The current box would have originally contained a shallow tray to hold ink stones. Hot water or ashes of hot coal would have been placed within the box below the tray in order to keep the ink stones warm, preventing the ink from freezing during the cold winters.

Palace records show that this box was made for the Qianlong Emperor by the enamel workshop at Zaobanchu in the Hall of Mental Cultivation. One entry in the records in particular recounts the entire manufacturing process of this box from initial design to final approval by the Emperor. It records that in the 39th year and 12th month of the Qianlong reign (corresponding to 1774), the enamel workshop first presented a sample of an inkstone warmer to the Qianlong Emperor. Throughout the next two months the Emperor issued several orders for the adjustment of size of the box and that the box should be made in cloisonné enamel. He also made specific instructions for the four sides of the box to be decorated with front-facing dragons instead of leaping dragons, and the four sides of the cover to be decorated with Indian lotus scrolls, as in the case of the current box. From this detailed record the current box was undoubtedly made in accordance to the wish of the Qianlong Emperor.

There are identical examples in the Palace Museum, Beijing and the National Palace Museum, Taipei, although both of these have their original shallow trays holding the ink stones.

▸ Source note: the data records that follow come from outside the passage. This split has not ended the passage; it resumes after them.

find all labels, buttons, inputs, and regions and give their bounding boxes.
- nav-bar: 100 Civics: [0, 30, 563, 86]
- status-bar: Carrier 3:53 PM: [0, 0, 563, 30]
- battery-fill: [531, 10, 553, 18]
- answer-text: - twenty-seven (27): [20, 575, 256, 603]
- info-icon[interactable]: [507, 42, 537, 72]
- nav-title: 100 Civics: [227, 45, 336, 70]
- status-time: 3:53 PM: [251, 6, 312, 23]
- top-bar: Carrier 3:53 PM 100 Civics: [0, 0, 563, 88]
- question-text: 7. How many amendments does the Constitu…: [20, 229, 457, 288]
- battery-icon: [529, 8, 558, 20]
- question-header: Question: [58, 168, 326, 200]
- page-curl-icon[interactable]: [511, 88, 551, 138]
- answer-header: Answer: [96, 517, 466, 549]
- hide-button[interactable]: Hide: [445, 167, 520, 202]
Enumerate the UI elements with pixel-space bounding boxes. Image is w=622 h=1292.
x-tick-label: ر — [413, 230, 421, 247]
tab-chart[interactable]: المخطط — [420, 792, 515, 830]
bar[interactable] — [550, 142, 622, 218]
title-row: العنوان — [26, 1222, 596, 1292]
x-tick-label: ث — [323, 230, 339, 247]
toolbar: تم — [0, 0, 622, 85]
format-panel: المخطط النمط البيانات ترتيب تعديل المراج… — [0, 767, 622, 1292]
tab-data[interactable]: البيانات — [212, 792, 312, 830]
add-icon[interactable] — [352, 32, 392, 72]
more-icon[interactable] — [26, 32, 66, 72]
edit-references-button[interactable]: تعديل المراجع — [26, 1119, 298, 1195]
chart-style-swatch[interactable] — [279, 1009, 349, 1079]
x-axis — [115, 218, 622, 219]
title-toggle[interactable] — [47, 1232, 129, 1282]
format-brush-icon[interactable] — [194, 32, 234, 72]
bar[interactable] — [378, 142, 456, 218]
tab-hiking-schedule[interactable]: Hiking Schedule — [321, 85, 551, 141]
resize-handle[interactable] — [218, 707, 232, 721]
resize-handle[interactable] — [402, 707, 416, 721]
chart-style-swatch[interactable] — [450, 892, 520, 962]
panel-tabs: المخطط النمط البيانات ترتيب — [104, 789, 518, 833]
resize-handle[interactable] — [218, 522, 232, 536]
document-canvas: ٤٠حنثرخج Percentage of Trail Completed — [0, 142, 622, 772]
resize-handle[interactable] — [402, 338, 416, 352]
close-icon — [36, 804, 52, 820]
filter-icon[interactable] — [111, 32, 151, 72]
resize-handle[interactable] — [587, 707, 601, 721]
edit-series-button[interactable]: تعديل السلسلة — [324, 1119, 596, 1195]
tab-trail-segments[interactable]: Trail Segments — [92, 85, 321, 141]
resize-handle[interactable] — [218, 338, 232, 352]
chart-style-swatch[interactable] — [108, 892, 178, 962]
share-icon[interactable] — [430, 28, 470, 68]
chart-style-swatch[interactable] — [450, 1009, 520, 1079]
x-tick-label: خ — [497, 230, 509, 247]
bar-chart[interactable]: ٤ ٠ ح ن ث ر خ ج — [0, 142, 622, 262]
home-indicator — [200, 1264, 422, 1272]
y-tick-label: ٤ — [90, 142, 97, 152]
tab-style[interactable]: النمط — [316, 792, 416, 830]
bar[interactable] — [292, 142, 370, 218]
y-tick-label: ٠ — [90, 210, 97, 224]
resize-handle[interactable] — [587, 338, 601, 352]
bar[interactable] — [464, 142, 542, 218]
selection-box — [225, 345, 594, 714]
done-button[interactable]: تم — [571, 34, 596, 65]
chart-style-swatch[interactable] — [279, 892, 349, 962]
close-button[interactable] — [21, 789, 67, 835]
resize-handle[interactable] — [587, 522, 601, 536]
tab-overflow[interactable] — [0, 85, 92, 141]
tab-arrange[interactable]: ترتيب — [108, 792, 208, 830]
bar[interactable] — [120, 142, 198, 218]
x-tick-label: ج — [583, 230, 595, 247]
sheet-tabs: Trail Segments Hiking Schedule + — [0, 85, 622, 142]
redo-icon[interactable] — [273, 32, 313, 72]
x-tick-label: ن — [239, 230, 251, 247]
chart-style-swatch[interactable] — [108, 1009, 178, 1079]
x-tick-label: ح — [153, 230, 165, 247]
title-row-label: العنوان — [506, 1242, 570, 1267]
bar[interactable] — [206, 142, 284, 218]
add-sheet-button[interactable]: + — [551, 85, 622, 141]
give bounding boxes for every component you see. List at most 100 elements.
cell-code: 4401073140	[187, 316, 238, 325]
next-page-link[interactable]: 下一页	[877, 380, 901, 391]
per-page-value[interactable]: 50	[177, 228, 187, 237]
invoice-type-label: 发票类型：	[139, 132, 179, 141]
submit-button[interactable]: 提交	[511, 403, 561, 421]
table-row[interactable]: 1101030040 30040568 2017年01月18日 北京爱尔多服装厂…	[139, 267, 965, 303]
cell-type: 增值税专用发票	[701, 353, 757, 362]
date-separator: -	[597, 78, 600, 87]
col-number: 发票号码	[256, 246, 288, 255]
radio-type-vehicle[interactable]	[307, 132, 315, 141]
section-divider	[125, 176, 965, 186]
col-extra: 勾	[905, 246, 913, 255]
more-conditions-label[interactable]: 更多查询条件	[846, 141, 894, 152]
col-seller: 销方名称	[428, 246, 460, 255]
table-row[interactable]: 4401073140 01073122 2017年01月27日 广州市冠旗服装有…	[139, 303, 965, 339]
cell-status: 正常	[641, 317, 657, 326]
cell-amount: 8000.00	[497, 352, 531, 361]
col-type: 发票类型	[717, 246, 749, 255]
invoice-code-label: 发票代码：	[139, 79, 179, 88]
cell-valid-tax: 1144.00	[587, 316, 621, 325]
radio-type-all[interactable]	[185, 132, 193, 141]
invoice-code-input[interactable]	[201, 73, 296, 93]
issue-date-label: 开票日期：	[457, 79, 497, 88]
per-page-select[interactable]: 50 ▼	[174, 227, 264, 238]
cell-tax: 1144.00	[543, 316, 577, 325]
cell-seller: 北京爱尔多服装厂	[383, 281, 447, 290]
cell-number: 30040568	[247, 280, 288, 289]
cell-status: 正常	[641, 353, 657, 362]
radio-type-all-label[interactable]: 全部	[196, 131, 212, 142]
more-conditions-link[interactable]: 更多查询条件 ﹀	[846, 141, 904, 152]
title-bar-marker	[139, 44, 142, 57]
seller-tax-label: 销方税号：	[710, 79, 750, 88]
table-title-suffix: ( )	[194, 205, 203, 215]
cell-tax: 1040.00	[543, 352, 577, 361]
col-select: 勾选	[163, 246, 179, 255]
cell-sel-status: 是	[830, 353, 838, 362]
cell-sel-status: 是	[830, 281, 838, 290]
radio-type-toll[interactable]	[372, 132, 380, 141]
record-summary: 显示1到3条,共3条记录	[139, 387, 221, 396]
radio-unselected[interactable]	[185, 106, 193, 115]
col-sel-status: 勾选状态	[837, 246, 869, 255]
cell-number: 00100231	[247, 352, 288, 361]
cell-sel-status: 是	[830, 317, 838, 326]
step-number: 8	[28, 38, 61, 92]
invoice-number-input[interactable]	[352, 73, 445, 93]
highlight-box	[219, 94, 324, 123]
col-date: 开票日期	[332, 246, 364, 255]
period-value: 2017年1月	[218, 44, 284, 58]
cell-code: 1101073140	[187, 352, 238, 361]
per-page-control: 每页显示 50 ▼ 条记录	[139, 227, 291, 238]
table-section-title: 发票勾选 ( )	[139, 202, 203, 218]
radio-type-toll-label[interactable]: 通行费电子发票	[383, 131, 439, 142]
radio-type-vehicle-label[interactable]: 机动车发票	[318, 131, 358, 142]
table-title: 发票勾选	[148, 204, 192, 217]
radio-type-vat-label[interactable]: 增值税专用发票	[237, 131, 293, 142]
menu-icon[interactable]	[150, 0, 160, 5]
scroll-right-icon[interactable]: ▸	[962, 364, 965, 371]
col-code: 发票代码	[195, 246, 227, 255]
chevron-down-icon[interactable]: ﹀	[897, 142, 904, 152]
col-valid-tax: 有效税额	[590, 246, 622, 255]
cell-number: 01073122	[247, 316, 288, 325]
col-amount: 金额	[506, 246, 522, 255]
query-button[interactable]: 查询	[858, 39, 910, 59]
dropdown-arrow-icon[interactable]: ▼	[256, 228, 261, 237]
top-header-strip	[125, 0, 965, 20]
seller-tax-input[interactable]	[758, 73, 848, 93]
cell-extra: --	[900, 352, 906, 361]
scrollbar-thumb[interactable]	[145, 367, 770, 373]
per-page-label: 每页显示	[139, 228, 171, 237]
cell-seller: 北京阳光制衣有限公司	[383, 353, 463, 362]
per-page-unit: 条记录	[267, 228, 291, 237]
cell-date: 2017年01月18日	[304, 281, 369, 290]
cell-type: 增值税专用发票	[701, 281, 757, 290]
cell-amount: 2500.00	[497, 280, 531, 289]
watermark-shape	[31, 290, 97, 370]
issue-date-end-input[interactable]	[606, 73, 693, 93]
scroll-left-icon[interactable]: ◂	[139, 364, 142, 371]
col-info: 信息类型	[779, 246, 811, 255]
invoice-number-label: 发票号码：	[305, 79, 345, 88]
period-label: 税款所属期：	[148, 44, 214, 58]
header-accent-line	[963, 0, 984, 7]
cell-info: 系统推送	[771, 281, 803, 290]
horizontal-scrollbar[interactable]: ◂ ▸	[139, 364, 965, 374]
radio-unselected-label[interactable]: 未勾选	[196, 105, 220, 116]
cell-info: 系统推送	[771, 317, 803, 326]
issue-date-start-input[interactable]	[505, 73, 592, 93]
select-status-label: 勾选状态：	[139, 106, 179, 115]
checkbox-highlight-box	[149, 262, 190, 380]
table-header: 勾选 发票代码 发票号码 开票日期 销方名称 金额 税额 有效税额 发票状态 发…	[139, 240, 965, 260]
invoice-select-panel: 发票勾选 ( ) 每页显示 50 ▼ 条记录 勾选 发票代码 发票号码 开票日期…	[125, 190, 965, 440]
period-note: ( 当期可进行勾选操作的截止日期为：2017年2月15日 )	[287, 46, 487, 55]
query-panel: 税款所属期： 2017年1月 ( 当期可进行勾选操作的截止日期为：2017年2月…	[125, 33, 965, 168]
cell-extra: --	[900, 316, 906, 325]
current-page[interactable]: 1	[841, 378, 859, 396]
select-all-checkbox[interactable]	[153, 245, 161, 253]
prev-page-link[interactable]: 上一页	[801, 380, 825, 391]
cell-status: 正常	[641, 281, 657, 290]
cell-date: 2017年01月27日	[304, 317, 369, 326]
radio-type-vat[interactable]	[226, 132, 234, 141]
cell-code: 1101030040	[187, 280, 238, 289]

The warmer belongs to an original set of cloisonné enamel stationery comprising the brush rack, water receptacle and ink stand. The Beijing example is illustrated in Gold, Silver, Glass, Enamels, Zhongguo meishu quanji, vol. 10, Beijing, 1987, pl.333; and Enamels 3: Cloisonne in the Qing Dynasty (1644-1911), Compendium of Collections in the Palace Museum, Beijing, 2011, pl. 48 (fig. 1). The Taipei example, together with the complete set of stationery, are illustrated in Enamel Ware in the Ming and Ch'ing Dynasties, Taipei, 1999, pl. 53.

Compare also to a Qianlong-marked cloisonné enamel fangding formerly in the Mandel Collection, sold at Christie's Hong Kong, 30 May 2012, lot 3908. The cover of the Mandel censer is decorated with four front-facing dragons amidst dense ruyi clouds above cresting waves issuing auspicious treasures, in a similar style as the dragons on the current warmer.